Personalized e-mail: I recently had some modest success in a volunteer recruitment effort using a targeted database and a simple PHP program that permitted me to send bulk e-mail that was less spam-like. The key seemed to be making it appear less like machine generated e-mail than something sent by a human being. The message was brief, direct and free from obvious rhetoric. The database allowed me to do a mail merge, appending a salutation of the addressee's first name (but no "Dear", which is a flag for spam filters). The data I was using was a target list of uncertain origin that seemed to be people who had donated to campaigns in the past or had signed up to be on candidate mailing lists. The body was plain text with no images or HTML. The customized program (rather than a traditional mailing list program) left the header free of signatures that are usually associated with bulk e-mail programs. I used a legitimate personal e-mail address as the sender. The resulting e-mails looked like they were sent by a real human being and I promptly followed up on responses with a hand-written reply of thanks for the response. (The 2% response rate was above average for direct e-mail) While the ultimate aim of the effort was recruiting volunteers for traditional campaign techniques, I wonder whether this concept could be extended to the targeting of voters.
Perhaps the holy grail of campaigning will be the construction of a grassroots social network powered less by traditional media than by direct communication between people with the Internet as a communications medium.
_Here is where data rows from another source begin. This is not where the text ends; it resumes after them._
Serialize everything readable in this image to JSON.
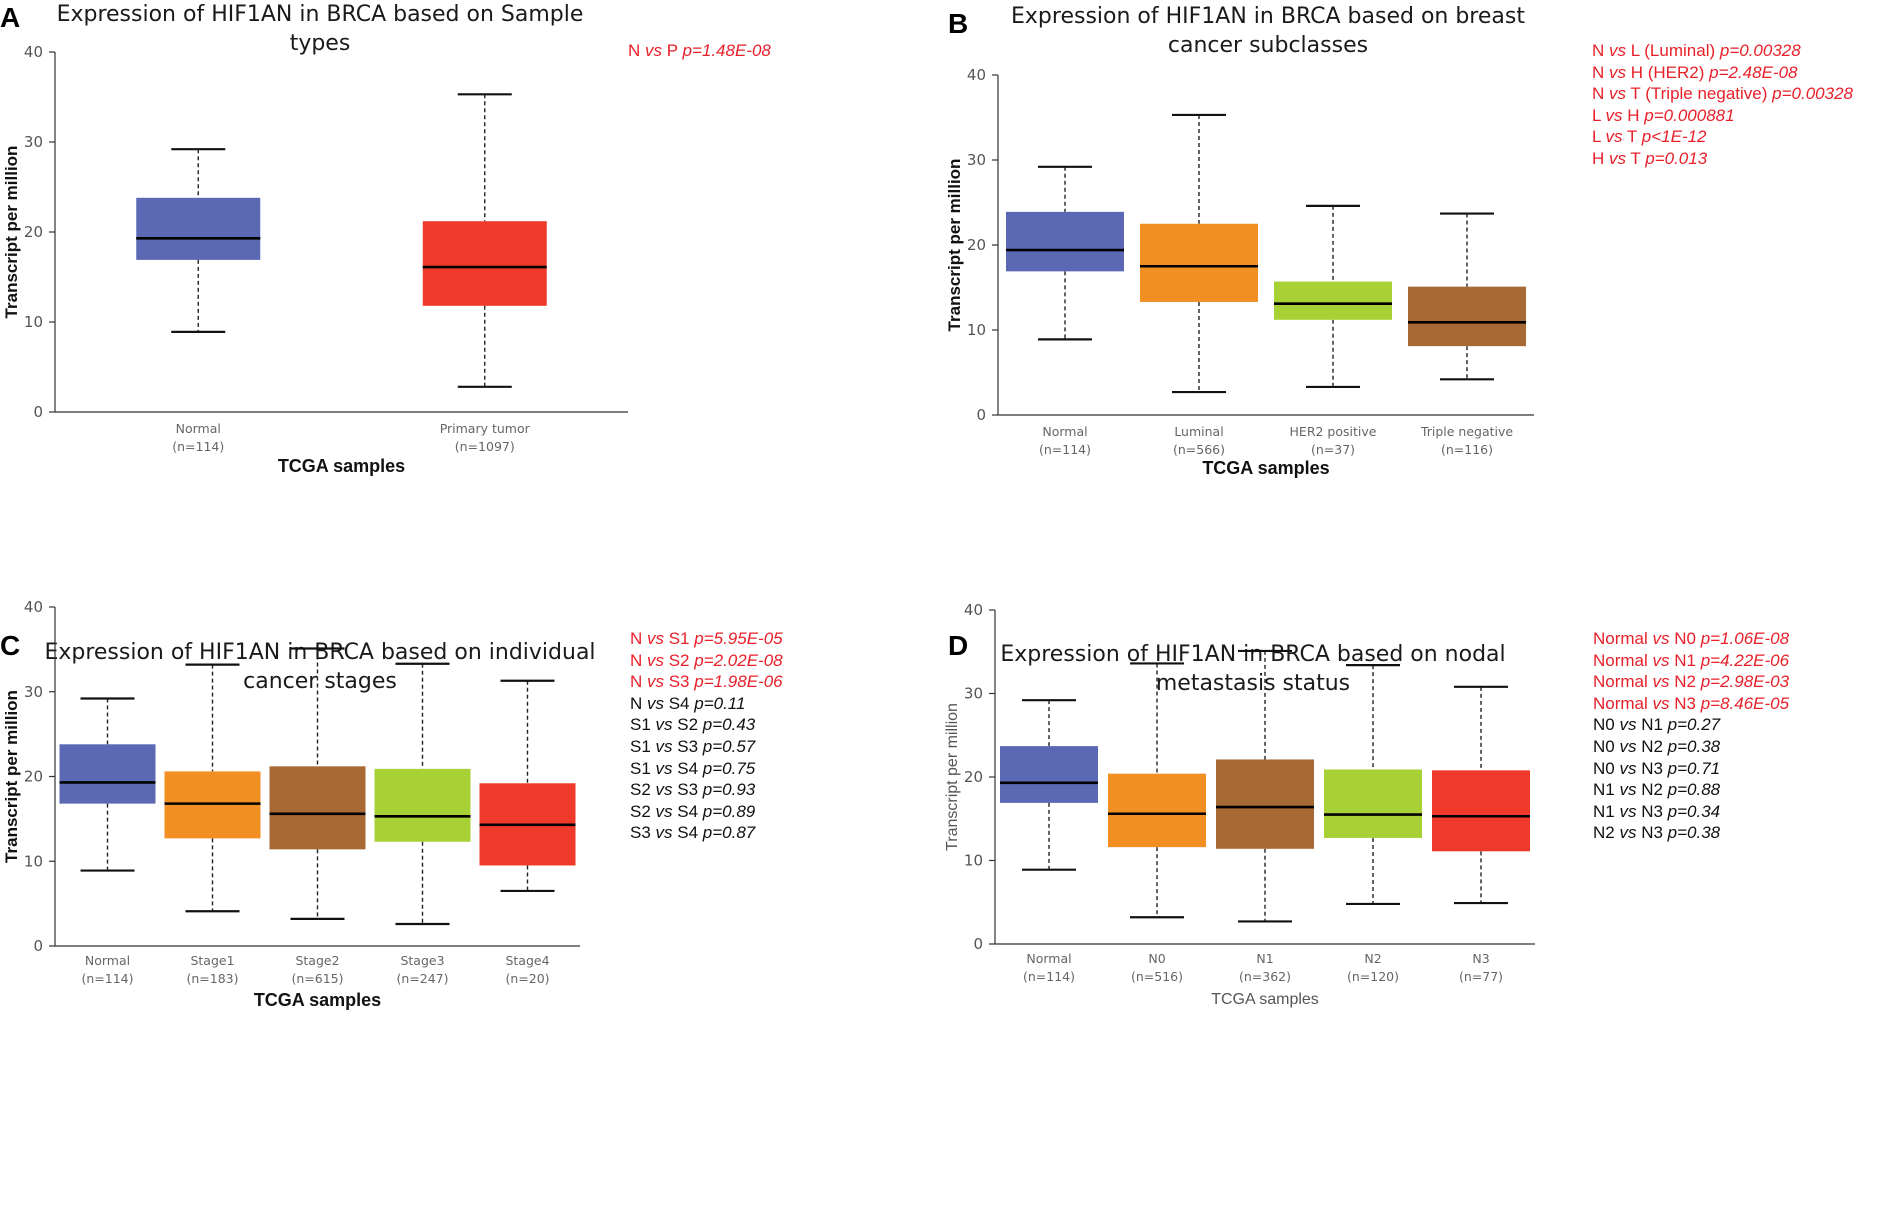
{
  "chart_data": [
    {
      "letter": "A",
      "type": "boxplot",
      "title": "Expression of HIF1AN in BRCA based on Sample types",
      "xlabel": "TCGA samples",
      "ylabel": "Transcript per million",
      "ylim": [
        0,
        40
      ],
      "yticks": [
        0,
        10,
        20,
        30,
        40
      ],
      "categories": [
        {
          "name": "Normal",
          "n": "(n=114)",
          "color": "#5b69b5",
          "min": 8.9,
          "q1": 16.9,
          "median": 19.3,
          "q3": 23.8,
          "max": 29.2
        },
        {
          "name": "Primary tumor",
          "n": "(n=1097)",
          "color": "#ef3a2b",
          "min": 2.8,
          "q1": 11.8,
          "median": 16.1,
          "q3": 21.2,
          "max": 35.3
        }
      ],
      "stats": [
        {
          "a": "N",
          "vs": "vs",
          "b": "P",
          "p": "p=1.48E-08",
          "significant": true
        }
      ]
    },
    {
      "letter": "B",
      "type": "boxplot",
      "title": "Expression of HIF1AN in BRCA based on breast cancer subclasses",
      "xlabel": "TCGA samples",
      "ylabel": "Transcript per million",
      "ylim": [
        0,
        40
      ],
      "yticks": [
        0,
        10,
        20,
        30,
        40
      ],
      "categories": [
        {
          "name": "Normal",
          "n": "(n=114)",
          "color": "#5b69b5",
          "min": 8.9,
          "q1": 16.9,
          "median": 19.4,
          "q3": 23.9,
          "max": 29.2
        },
        {
          "name": "Luminal",
          "n": "(n=566)",
          "color": "#f18f23",
          "min": 2.7,
          "q1": 13.3,
          "median": 17.5,
          "q3": 22.5,
          "max": 35.3
        },
        {
          "name": "HER2 positive",
          "n": "(n=37)",
          "color": "#a8d135",
          "min": 3.3,
          "q1": 11.2,
          "median": 13.1,
          "q3": 15.7,
          "max": 24.6
        },
        {
          "name": "Triple negative",
          "n": "(n=116)",
          "color": "#a86a34",
          "min": 4.2,
          "q1": 8.1,
          "median": 10.9,
          "q3": 15.1,
          "max": 23.7
        }
      ],
      "stats": [
        {
          "a": "N",
          "vs": "vs",
          "b": "L (Luminal)",
          "p": "p=0.00328",
          "significant": true
        },
        {
          "a": "N",
          "vs": "vs",
          "b": "H (HER2)",
          "p": "p=2.48E-08",
          "significant": true
        },
        {
          "a": "N",
          "vs": "vs",
          "b": "T (Triple negative)",
          "p": "p=0.00328",
          "significant": true
        },
        {
          "a": "L",
          "vs": "vs",
          "b": "H",
          "p": "p=0.000881",
          "significant": true
        },
        {
          "a": "L",
          "vs": "vs",
          "b": "T",
          "p": "p<1E-12",
          "significant": true
        },
        {
          "a": "H",
          "vs": "vs",
          "b": "T",
          "p": "p=0.013",
          "significant": true
        }
      ]
    },
    {
      "letter": "C",
      "type": "boxplot",
      "title": "Expression of HIF1AN in BRCA based on individual cancer stages",
      "xlabel": "TCGA samples",
      "ylabel": "Transcript per million",
      "ylim": [
        0,
        40
      ],
      "yticks": [
        0,
        10,
        20,
        30,
        40
      ],
      "categories": [
        {
          "name": "Normal",
          "n": "(n=114)",
          "color": "#5b69b5",
          "min": 8.9,
          "q1": 16.8,
          "median": 19.3,
          "q3": 23.8,
          "max": 29.2
        },
        {
          "name": "Stage1",
          "n": "(n=183)",
          "color": "#f18f23",
          "min": 4.1,
          "q1": 12.7,
          "median": 16.8,
          "q3": 20.6,
          "max": 33.2
        },
        {
          "name": "Stage2",
          "n": "(n=615)",
          "color": "#a86a34",
          "min": 3.2,
          "q1": 11.4,
          "median": 15.6,
          "q3": 21.2,
          "max": 35.1
        },
        {
          "name": "Stage3",
          "n": "(n=247)",
          "color": "#a8d135",
          "min": 2.6,
          "q1": 12.3,
          "median": 15.3,
          "q3": 20.9,
          "max": 33.3
        },
        {
          "name": "Stage4",
          "n": "(n=20)",
          "color": "#ef3a2b",
          "min": 6.5,
          "q1": 9.5,
          "median": 14.3,
          "q3": 19.2,
          "max": 31.3
        }
      ],
      "stats": [
        {
          "a": "N",
          "vs": "vs",
          "b": "S1",
          "p": "p=5.95E-05",
          "significant": true
        },
        {
          "a": "N",
          "vs": "vs",
          "b": "S2",
          "p": "p=2.02E-08",
          "significant": true
        },
        {
          "a": "N",
          "vs": "vs",
          "b": "S3",
          "p": "p=1.98E-06",
          "significant": true
        },
        {
          "a": "N",
          "vs": "vs",
          "b": "S4",
          "p": "p=0.11",
          "significant": false
        },
        {
          "a": "S1",
          "vs": "vs",
          "b": "S2",
          "p": "p=0.43",
          "significant": false
        },
        {
          "a": "S1",
          "vs": "vs",
          "b": "S3",
          "p": "p=0.57",
          "significant": false
        },
        {
          "a": "S1",
          "vs": "vs",
          "b": "S4",
          "p": "p=0.75",
          "significant": false
        },
        {
          "a": "S2",
          "vs": "vs",
          "b": "S3",
          "p": "p=0.93",
          "significant": false
        },
        {
          "a": "S2",
          "vs": "vs",
          "b": "S4",
          "p": "p=0.89",
          "significant": false
        },
        {
          "a": "S3",
          "vs": "vs",
          "b": "S4",
          "p": "p=0.87",
          "significant": false
        }
      ]
    },
    {
      "letter": "D",
      "type": "boxplot",
      "title": "Expression of HIF1AN in BRCA based on nodal metastasis status",
      "xlabel": "TCGA samples",
      "ylabel": "Transcript per million",
      "ylim": [
        0,
        40
      ],
      "yticks": [
        0,
        10,
        20,
        30,
        40
      ],
      "categories": [
        {
          "name": "Normal",
          "n": "(n=114)",
          "color": "#5b69b5",
          "min": 8.9,
          "q1": 16.9,
          "median": 19.3,
          "q3": 23.7,
          "max": 29.2
        },
        {
          "name": "N0",
          "n": "(n=516)",
          "color": "#f18f23",
          "min": 3.2,
          "q1": 11.6,
          "median": 15.6,
          "q3": 20.4,
          "max": 33.6
        },
        {
          "name": "N1",
          "n": "(n=362)",
          "color": "#a86a34",
          "min": 2.7,
          "q1": 11.4,
          "median": 16.4,
          "q3": 22.1,
          "max": 35.1
        },
        {
          "name": "N2",
          "n": "(n=120)",
          "color": "#a8d135",
          "min": 4.8,
          "q1": 12.7,
          "median": 15.5,
          "q3": 20.9,
          "max": 33.4
        },
        {
          "name": "N3",
          "n": "(n=77)",
          "color": "#ef3a2b",
          "min": 4.9,
          "q1": 11.1,
          "median": 15.3,
          "q3": 20.8,
          "max": 30.8
        }
      ],
      "stats": [
        {
          "a": "Normal",
          "vs": "vs",
          "b": "N0",
          "p": "p=1.06E-08",
          "significant": true
        },
        {
          "a": "Normal",
          "vs": "vs",
          "b": "N1",
          "p": "p=4.22E-06",
          "significant": true
        },
        {
          "a": "Normal",
          "vs": "vs",
          "b": "N2",
          "p": "p=2.98E-03",
          "significant": true
        },
        {
          "a": "Normal",
          "vs": "vs",
          "b": "N3",
          "p": "p=8.46E-05",
          "significant": true
        },
        {
          "a": "N0",
          "vs": "vs",
          "b": "N1",
          "p": "p=0.27",
          "significant": false
        },
        {
          "a": "N0",
          "vs": "vs",
          "b": "N2",
          "p": "p=0.38",
          "significant": false
        },
        {
          "a": "N0",
          "vs": "vs",
          "b": "N3",
          "p": "p=0.71",
          "significant": false
        },
        {
          "a": "N1",
          "vs": "vs",
          "b": "N2",
          "p": "p=0.88",
          "significant": false
        },
        {
          "a": "N1",
          "vs": "vs",
          "b": "N3",
          "p": "p=0.34",
          "significant": false
        },
        {
          "a": "N2",
          "vs": "vs",
          "b": "N3",
          "p": "p=0.38",
          "significant": false
        }
      ]
    }
  ]
}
Rove's targeting of one of the few remaining social organizations to survive American suburbanization (the conservative church) was certainly effective in 2000 and 2004 and might still be today if the product he was selling wasn't so fundamentally defective. There is a nascent effort in the progressive church that holds some promise. And a network of grassroots volunteers who are attracted by pleasant campaign activities will ultimately serve as a social foundation for building a strong, organic and durable progressive movement that can heal the wounds wrought by the conservative movement and move America into a more democratic era that is better able to handle the challenges that face us ahead.
A postscript for those not familiar with Johnson/O'Connell race: Newly elected New York Democratic governor Eliot Spitzer, in a deft political move, appointed Long Island Republican state senator Michael Balboni, an 18-year legislative veteran, as the state's new Homeland Security director. This left a state senate open in a blue-trending 7th Senatorial District, made all the more important by the fact that the Republicans held a razor-thin 33 to 28 majority in the state senate (the house is Democratically-controlled). The potential for chipping away at that lead gave hope for a future legislature in Albany that will be both more friendly to Spitzer's proposals and more willing after the 2010 census to undo the radical upstate gerrymandering that favors Republican congressmen. The 7th senate district is a aging inner-ring suburban district with majority Democratic registration. While the lesser-of-two-evils choice was between family legacy Craig Johnson and machine tool Maureen O'Connell, the larger strategic issues propelled this obscure race into unusually high visibility, resulting in a campaigning blitz that will end up costing over 1.5 million dollars. Johnson won the race 26,354 to 22,919.